L’utilisation controversée du droit de premier refus
Au cœur du dossier se trouve l’exercice du droit de premier refus détenu par Volvo. La Cour conclut que Volvo a utilisé ce mécanisme de façon abusive afin d’empêcher la transaction conclue avec Azouz. Le constructeur aurait plutôt favorisé la vente des concessions à des concessionnaires Volvo déjà en place, prêts à offrir un montant supérieur à l’offre de 6,74 millions de dollars déposée par le Groupe Gabriel. Selon le jugement, Volvo aurait même utilisé l’offre d’Azouz comme levier pour trouver d’autres acquéreurs potentiels. La juge Yiannakis écrit que le constructeur a laissé croire au promoteur québécois que sa candidature était toujours à l’étude, alors qu’il cherchait simultanément des acheteurs alternatifs.
Des critiques sévères envers Volvo
Dans sa décision, la magistrate n’a pas ménagé le constructeur suédois. Elle estime que Volvo a exercé son droit de premier refus de manière déraisonnable, n’a pas respecté son obligation d’information envers l’acheteur potentiel, n’a pas évalué équitablement sa candidature comme futur franchisé, a fait preuve de mauvaise foi durant le processus. Le jugement va jusqu’à qualifier certains comportements de Volvo de « déraisonnables » et évoque un manque de jugement dans la gestion du dossier. La Cour conclut également que le constructeur a indûment interféré avec les droits contractuels des sociétés appartenant au groupe Hammer.
Les sociétés Hammer également blâmées
Les anciennes propriétaires des concessions ne sont pas sorties indemnes du procès. La juge estime qu’elles ont elles aussi manqué à leurs obligations en omettant d’informer Gabriel Azouz des démarches entreprises par Volvo pour prolonger son droit de premier refus. Le jugement conclut que ces entreprises ont agi de manière malhonnête dans leurs relations avec l’acheteur potentiel.

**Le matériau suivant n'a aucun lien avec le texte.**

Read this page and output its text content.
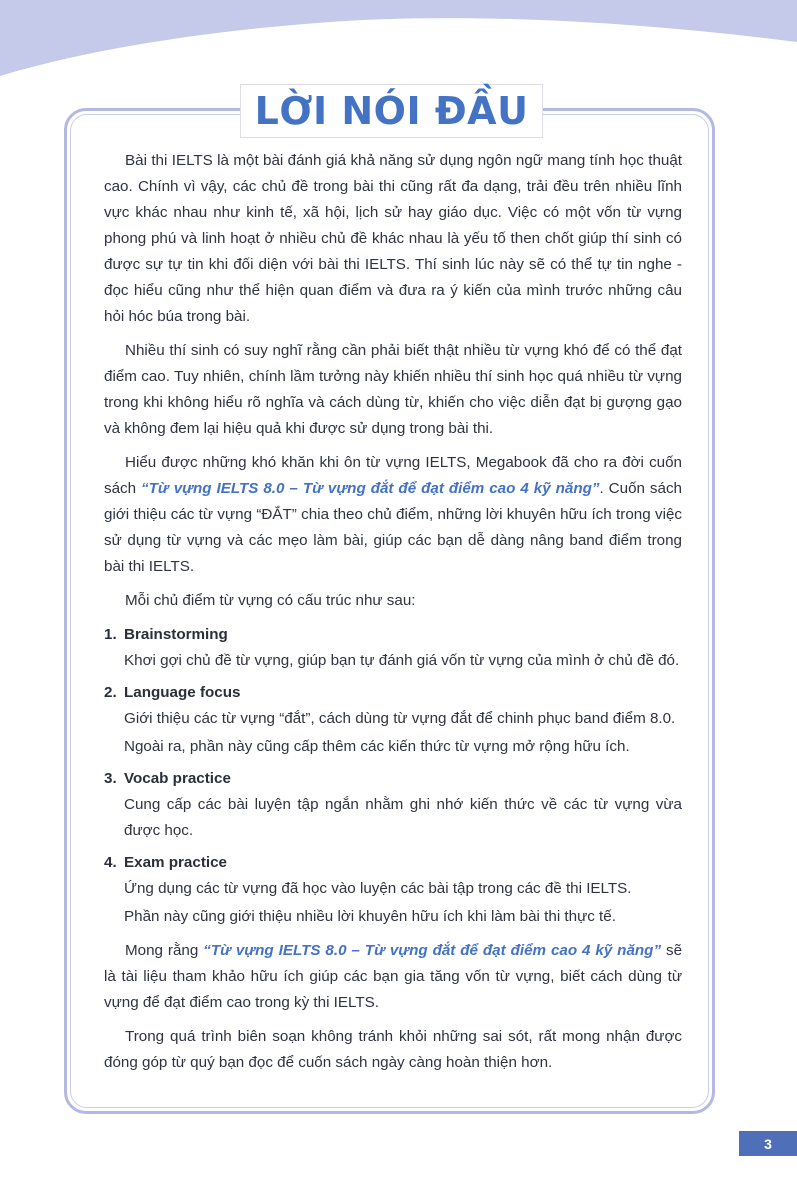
LỜI NÓI ĐẦU

Bài thi IELTS là một bài đánh giá khả năng sử dụng ngôn ngữ mang tính học thuật cao. Chính vì vậy, các chủ đề trong bài thi cũng rất đa dạng, trải đều trên nhiều lĩnh vực khác nhau như kinh tế, xã hội, lịch sử hay giáo dục. Việc có một vốn từ vựng phong phú và linh hoạt ở nhiều chủ đề khác nhau là yếu tố then chốt giúp thí sinh có được sự tự tin khi đối diện với bài thi IELTS. Thí sinh lúc này sẽ có thể tự tin nghe - đọc hiểu cũng như thể hiện quan điểm và đưa ra ý kiến của mình trước những câu hỏi hóc búa trong bài.

Nhiều thí sinh có suy nghĩ rằng cần phải biết thật nhiều từ vựng khó để có thể đạt điểm cao. Tuy nhiên, chính lầm tưởng này khiến nhiều thí sinh học quá nhiều từ vựng trong khi không hiểu rõ nghĩa và cách dùng từ, khiến cho việc diễn đạt bị gượng gạo và không đem lại hiệu quả khi được sử dụng trong bài thi.

Hiểu được những khó khăn khi ôn từ vựng IELTS, Megabook đã cho ra đời cuốn sách “Từ vựng IELTS 8.0 – Từ vựng đắt để đạt điểm cao 4 kỹ năng”. Cuốn sách giới thiệu các từ vựng “ĐẮT” chia theo chủ điểm, những lời khuyên hữu ích trong việc sử dụng từ vựng và các mẹo làm bài, giúp các bạn dễ dàng nâng band điểm trong bài thi IELTS.

Mỗi chủ điểm từ vựng có cấu trúc như sau:

1. Brainstorming

Khơi gợi chủ đề từ vựng, giúp bạn tự đánh giá vốn từ vựng của mình ở chủ đề đó.

2. Language focus

Giới thiệu các từ vựng “đắt”, cách dùng từ vựng đắt để chinh phục band điểm 8.0.

Ngoài ra, phần này cũng cấp thêm các kiến thức từ vựng mở rộng hữu ích.

3. Vocab practice

Cung cấp các bài luyện tập ngắn nhằm ghi nhớ kiến thức về các từ vựng vừa được học.

4. Exam practice

Ứng dụng các từ vựng đã học vào luyện các bài tập trong các đề thi IELTS.

Phần này cũng giới thiệu nhiều lời khuyên hữu ích khi làm bài thi thực tế.

Mong rằng “Từ vựng IELTS 8.0 – Từ vựng đắt để đạt điểm cao 4 kỹ năng” sẽ là tài liệu tham khảo hữu ích giúp các bạn gia tăng vốn từ vựng, biết cách dùng từ vựng để đạt điểm cao trong kỳ thi IELTS.

Trong quá trình biên soạn không tránh khỏi những sai sót, rất mong nhận được đóng góp từ quý bạn đọc để cuốn sách ngày càng hoàn thiện hơn.

3
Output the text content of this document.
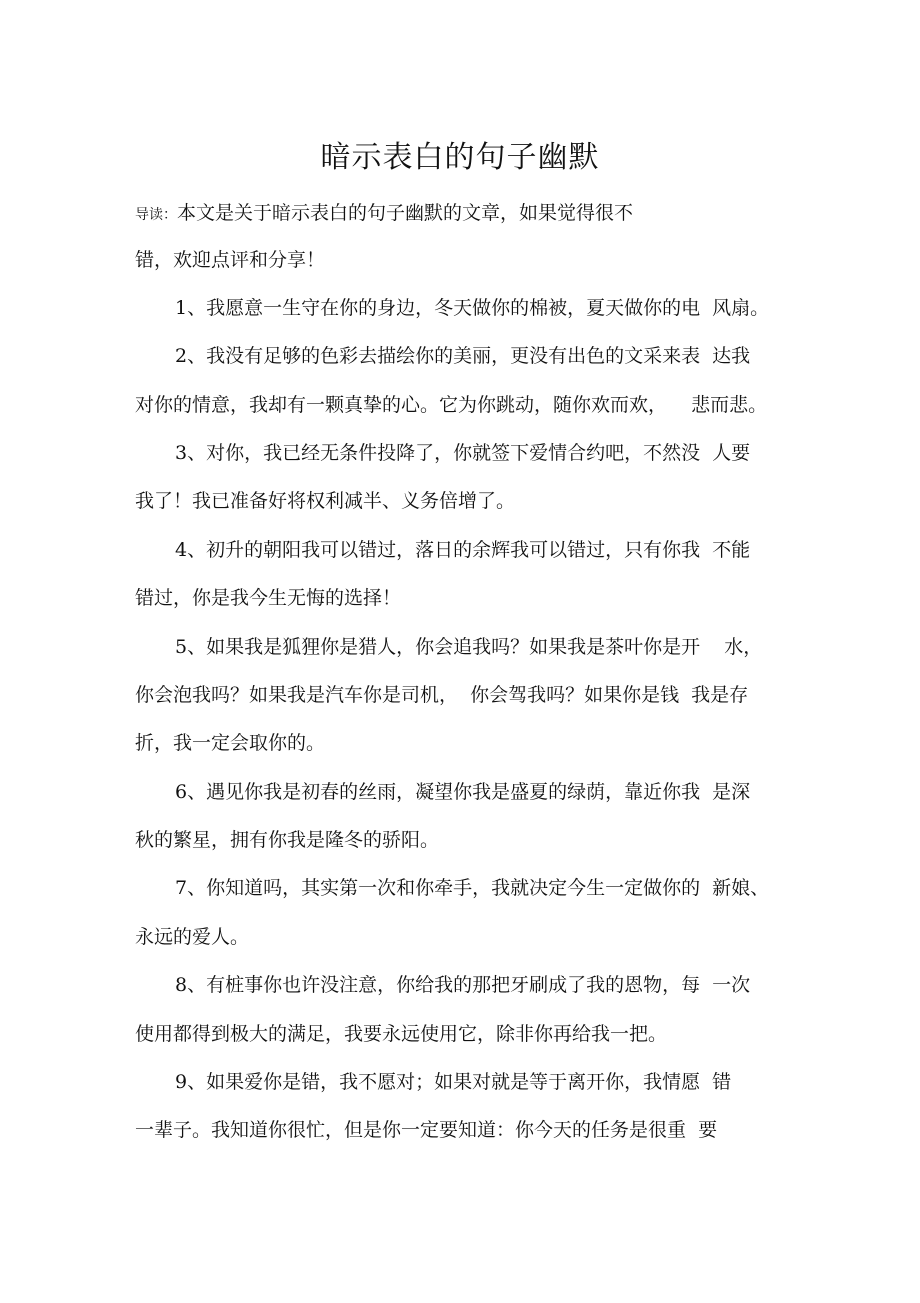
暗示表白的句子幽默
导读：本文是关于暗示表白的句子幽默的文章，如果觉得很不
错，欢迎点评和分享！
1、我愿意一生守在你的身边，冬天做你的棉被，夏天做你的电  风扇。
2、我没有足够的色彩去描绘你的美丽，更没有出色的文采来表  达我
对你的情意，我却有一颗真挚的心。它为你跳动，随你欢而欢，    悲而悲。
3、对你，我已经无条件投降了，你就签下爱情合约吧，不然没  人要
我了！我已准备好将权利减半、义务倍增了。
4、初升的朝阳我可以错过，落日的余辉我可以错过，只有你我  不能
错过，你是我今生无悔的选择！
5、如果我是狐狸你是猎人，你会追我吗？如果我是茶叶你是开    水，
你会泡我吗？如果我是汽车你是司机，  你会驾我吗？如果你是钱  我是存
折，我一定会取你的。
6、遇见你我是初春的丝雨，凝望你我是盛夏的绿荫，靠近你我  是深
秋的繁星，拥有你我是隆冬的骄阳。
7、你知道吗，其实第一次和你牵手，我就决定今生一定做你的  新娘、
永远的爱人。
8、有桩事你也许没注意，你给我的那把牙刷成了我的恩物，每  一次
使用都得到极大的满足，我要永远使用它，除非你再给我一把。
9、如果爱你是错，我不愿对；如果对就是等于离开你，我情愿  错
一辈子。我知道你很忙，但是你一定要知道：你今天的任务是很重  要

Volvo devra assumer l’essentiel de la facture
Sur les 7,06 millions de dollars accordés en dommages, Volvo Car Canada devra assumer 95 % de la somme. Les sociétés du groupe Hammer devront quant à elles payer les 5 % restants. Le montant accordé demeure toutefois inférieur aux 18 millions de dollars réclamés initialement par Gabriel Azouz, qui soutenait avoir perdu d’importants profits futurs en raison de l’échec de la transaction.
La bataille judiciaire est loin d’être terminée
L’affaire n’est toutefois pas close. Volvo et les sociétés Hammer ont déjà interjeté appel du jugement. Selon Me Karim Renno, avocat de Gabriel Azouz, l’audience devant la Cour d’appel du Québec pourrait avoir lieu vers la fin de 2026 ou au début de 2027. Le procureur affirme demeurer confiant quant à l’issue du dossier et soutient que la décision rendue en première instance repose sur des bases juridiques solides.
Un jugement qui pourrait faire jurisprudence
Au-delà du montant accordé, cette décision soulève d’importantes questions concernant l’utilisation du droit de premier refus par les constructeurs automobiles et leurs obligations de transparence envers les acheteurs potentiels. Le dossier pourrait devenir une référence importante pour l’industrie de la distribution automobile au Canada, particulièrement dans les situations où les constructeurs interviennent directement dans la vente de concessions franchisées.